Clarissa Miranda, a trombonista Charmander, endossa: “Acho bem marcante quando aparece alguém na plateia que tem alguma relação com o leste europeu e, assim, canta as músicas, chora etc”. Elfo emenda: “Uma vez, um cara viu a gente, já com os instrumentos e o figurino de apresentação, e veio me perguntar o que exatamente tocávamos. Na sequência, falou algo como: ‘Tipo Kusturica, assim?’. Ele era muito fã! E ficou chocado ao encontrar um grupo tocando esse estilo de música. E eu (fiquei) tão chocado quanto, com o fato de que alguém conhecia nosso repertório”.
Figurino
E já que a conversa adentrou o campo dos figurinos, Cap explica: “A gente fez uma pesquisa sobre as vestimentas e acessórios utilizados pelas fanfarras tradicionais da região dos bálcãs”. Ou seja, pelos povos Romanis, pela banda Klezmer… “Assim, trabalhamos com uma livre associação aos estilos tentando não alimentar nenhum estereótipo relacionado ao povo cigano ou judeu. Então, não chega a ter uma unidade no figurino, mas todos se vestem à maneira de cada um para uma apresentação de música balkan. Isso ajuda a entrar no clima”.
Projetos/sonhos
Cap é, mais uma vez, o incumbido a responder: “O plano é continuar nos divertindo com a música, ocupando espaços públicos com nosso projeto, melhorar nossa execução e, quem sabe um dia, participar do Guca Trumpet Festival, na Sérvia”. Em tempo: o Guca Trumpet Festival, explica Pedro Guadalupe/Cap, é o mais tradicional festival de música bálcã do mundo. “Ele acontece todo ano em uma pequena cidade da Sérvia (a que dá nome ao evento, e que fica a três horas de Belgrado), e atrai os principais grupos do gênero”.

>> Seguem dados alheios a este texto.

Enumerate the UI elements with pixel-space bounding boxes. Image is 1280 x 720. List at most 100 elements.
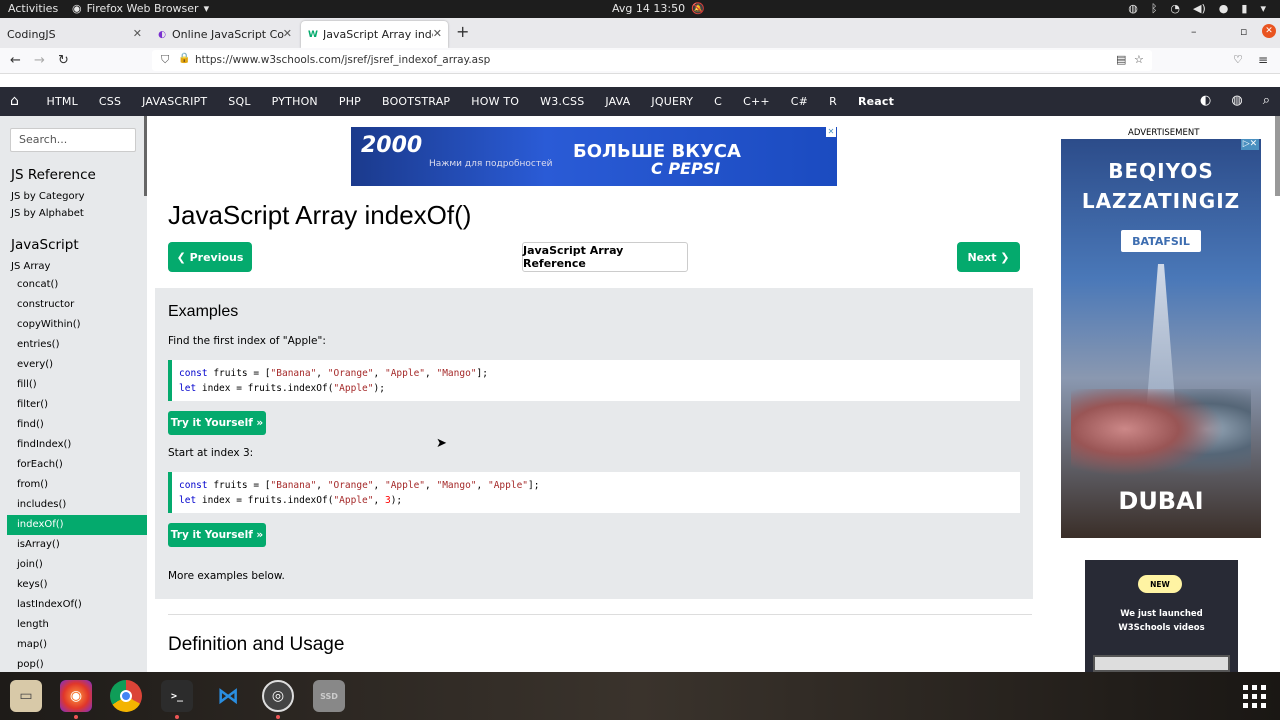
hamburger-menu-icon[interactable]: ≡ xyxy=(1258,53,1268,67)
obs-icon[interactable]: ◎ xyxy=(262,680,294,712)
theme-toggle-icon[interactable]: ◐ xyxy=(1200,93,1211,108)
sidebar-item-pop[interactable]: pop() xyxy=(0,655,147,672)
terminal-icon[interactable]: >_ xyxy=(161,680,193,712)
sidebar-item-isarray[interactable]: isArray() xyxy=(0,535,147,555)
sidebar-item-entries[interactable]: entries() xyxy=(0,335,147,355)
topnav-jquery[interactable]: JQUERY xyxy=(641,95,704,108)
sidebar-item-findindex[interactable]: findIndex() xyxy=(0,435,147,455)
sidebar-section-array[interactable]: JS Array xyxy=(11,261,50,272)
files-icon[interactable]: ▭ xyxy=(10,680,42,712)
previous-button[interactable]: ❮ Previous xyxy=(168,242,252,272)
try-it-yourself-button-2[interactable]: Try it Yourself » xyxy=(168,523,266,547)
chrome-icon[interactable] xyxy=(110,680,142,712)
new-tab-plus-icon[interactable]: + xyxy=(456,22,469,41)
system-tray[interactable]: ◍ ᛒ ◔ ◀) ● ▮ ▾ xyxy=(1128,2,1266,15)
topnav-java[interactable]: JAVA xyxy=(595,95,641,108)
pocket-icon[interactable]: ♡ xyxy=(1233,53,1243,66)
videos-promo[interactable]: NEW We just launched W3Schools videos xyxy=(1085,560,1238,672)
search-icon[interactable]: ⌕ xyxy=(1263,93,1270,108)
ad-close-icon[interactable]: ✕ xyxy=(826,127,836,137)
promo-screenshot xyxy=(1093,655,1230,672)
topnav-javascript[interactable]: JAVASCRIPT xyxy=(132,95,218,108)
minimize-icon[interactable]: – xyxy=(1191,25,1197,38)
topnav-w3css[interactable]: W3.CSS xyxy=(530,95,595,108)
tab-online-compiler[interactable]: ◐ Online JavaScript Compil ✕ xyxy=(150,21,298,48)
definition-heading: Definition and Usage xyxy=(168,634,345,655)
os-top-bar: Activities ◉ Firefox Web Browser ▾ Avg 1… xyxy=(0,0,1280,18)
sidebar-link-alphabet[interactable]: JS by Alphabet xyxy=(11,208,84,219)
sidebar-item-map[interactable]: map() xyxy=(0,635,147,655)
sidebar-item-constructor[interactable]: constructor xyxy=(0,295,147,315)
examples-heading: Examples xyxy=(168,303,239,320)
tab-codingjs[interactable]: CodingJS ✕ xyxy=(0,21,148,48)
close-icon[interactable]: ✕ xyxy=(283,27,292,40)
home-icon[interactable]: ⌂ xyxy=(10,93,19,109)
sidebar-item-filter[interactable]: filter() xyxy=(0,395,147,415)
sidebar-item-from[interactable]: from() xyxy=(0,475,147,495)
maximize-icon[interactable]: ▫ xyxy=(1240,25,1247,38)
close-icon[interactable]: ✕ xyxy=(133,27,142,40)
app-grid-icon[interactable] xyxy=(1243,685,1267,709)
reader-view-icon[interactable]: ▤ xyxy=(1116,53,1126,66)
array-reference-button[interactable]: JavaScript Array Reference xyxy=(522,242,688,272)
running-indicator xyxy=(175,715,179,719)
topnav-csharp[interactable]: C# xyxy=(780,95,818,108)
try-it-yourself-button-1[interactable]: Try it Yourself » xyxy=(168,411,266,435)
next-button[interactable]: Next ❯ xyxy=(957,242,1020,272)
topnav-c[interactable]: C xyxy=(704,95,733,108)
topnav-python[interactable]: PYTHON xyxy=(261,95,328,108)
firefox-icon[interactable]: ◉ xyxy=(60,680,92,712)
ad-cta-button[interactable]: BATAFSIL xyxy=(1121,230,1201,252)
ad-number: 2000 xyxy=(361,133,423,158)
clock[interactable]: Avg 14 13:50 🔕 xyxy=(612,2,705,15)
globe-icon[interactable]: ◍ xyxy=(1231,93,1242,108)
sidebar-item-fill[interactable]: fill() xyxy=(0,375,147,395)
disk-icon[interactable]: SSD xyxy=(313,680,345,712)
lock-icon[interactable]: 🔒 xyxy=(178,53,190,64)
address-bar[interactable]: ⛉ 🔒 https://www.w3schools.com/jsref/jsre… xyxy=(152,50,1152,71)
sidebar-item-keys[interactable]: keys() xyxy=(0,575,147,595)
shield-icon[interactable]: ⛉ xyxy=(161,53,169,67)
bookmark-star-icon[interactable]: ☆ xyxy=(1134,53,1144,66)
sidebar-item-every[interactable]: every() xyxy=(0,355,147,375)
topnav-css[interactable]: CSS xyxy=(88,95,131,108)
sidebar-item-find[interactable]: find() xyxy=(0,415,147,435)
ad-subtext: Нажми для подробностей xyxy=(429,159,553,169)
top-ad-banner[interactable]: 2000 Нажми для подробностей БОЛЬШЕ ВКУСА… xyxy=(351,127,837,186)
battery-icon: ▮ xyxy=(1241,2,1248,15)
sidebar-item-foreach[interactable]: forEach() xyxy=(0,455,147,475)
back-arrow-icon[interactable]: ← xyxy=(10,53,21,68)
sidebar-link-category[interactable]: JS by Category xyxy=(11,191,85,202)
sidebar-item-lastindexof[interactable]: lastIndexOf() xyxy=(0,595,147,615)
close-window-icon[interactable]: ✕ xyxy=(1262,24,1276,38)
ad-close-icon[interactable]: ▷✕ xyxy=(1241,139,1259,150)
close-icon[interactable]: ✕ xyxy=(433,27,442,40)
sidebar-search-input[interactable]: Search... xyxy=(10,128,136,152)
vscode-icon[interactable]: ⋈ xyxy=(212,680,244,712)
forward-arrow-icon[interactable]: → xyxy=(34,53,45,68)
page-scrollbar[interactable] xyxy=(1275,116,1280,196)
topnav-react[interactable]: React xyxy=(847,95,904,108)
topnav-howto[interactable]: HOW TO xyxy=(461,95,530,108)
code-text: ); xyxy=(373,383,385,394)
chrome-tray-icon: ◍ xyxy=(1128,2,1138,15)
sidebar-item-includes[interactable]: includes() xyxy=(0,495,147,515)
url-text[interactable]: https://www.w3schools.com/jsref/jsref_in… xyxy=(195,54,490,66)
reload-icon[interactable]: ↻ xyxy=(58,53,69,68)
app-menu[interactable]: ◉ Firefox Web Browser ▾ xyxy=(72,2,209,15)
sidebar-item-join[interactable]: join() xyxy=(0,555,147,575)
topnav-bootstrap[interactable]: BOOTSTRAP xyxy=(372,95,461,108)
topnav-sql[interactable]: SQL xyxy=(218,95,261,108)
topnav-html[interactable]: HTML xyxy=(36,95,88,108)
sidebar-item-copywithin[interactable]: copyWithin() xyxy=(0,315,147,335)
topnav-r[interactable]: R xyxy=(819,95,848,108)
side-ad-banner[interactable]: ▷✕ BEQIYOS LAZZATINGIZ BATAFSIL DUBAI xyxy=(1061,139,1261,538)
topnav-cpp[interactable]: C++ xyxy=(733,95,781,108)
sidebar-item-concat[interactable]: concat() xyxy=(0,275,147,295)
sidebar-item-indexof[interactable]: indexOf() xyxy=(7,515,147,535)
running-indicator xyxy=(276,715,280,719)
topnav-php[interactable]: PHP xyxy=(328,95,371,108)
activities-button[interactable]: Activities xyxy=(8,2,58,15)
sidebar-item-length[interactable]: length xyxy=(0,615,147,635)
tab-indexof[interactable]: W JavaScript Array indexOf ✕ xyxy=(301,21,448,48)
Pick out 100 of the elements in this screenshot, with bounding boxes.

Atualmente, por ser, como Guadalupe mesmo define, “uma banda amadora” e, assim, todos os integrantes terem um outro oficio como fonte de renda, o Belina enfrentaria uma certa dificuldade em se apresentar fora da capital mineira. “Mas já nos apresentamos no Honk! (Festival Internacional de Fanfarras Ativistas) duas vezes nas edições no Rio de Janeiro, uma vez na de Porto Alegre e, neste ano, pretendemos participar da edição São Paulo”.
Saiba mais no perfil do grupo no Instagram
Em tempo: a matéria usou a grafia bálcãs e balkans, propositadamente, para atender tanto ao modo como o grupo a emprega como para corresponder à grafia adotada no português do Brasil.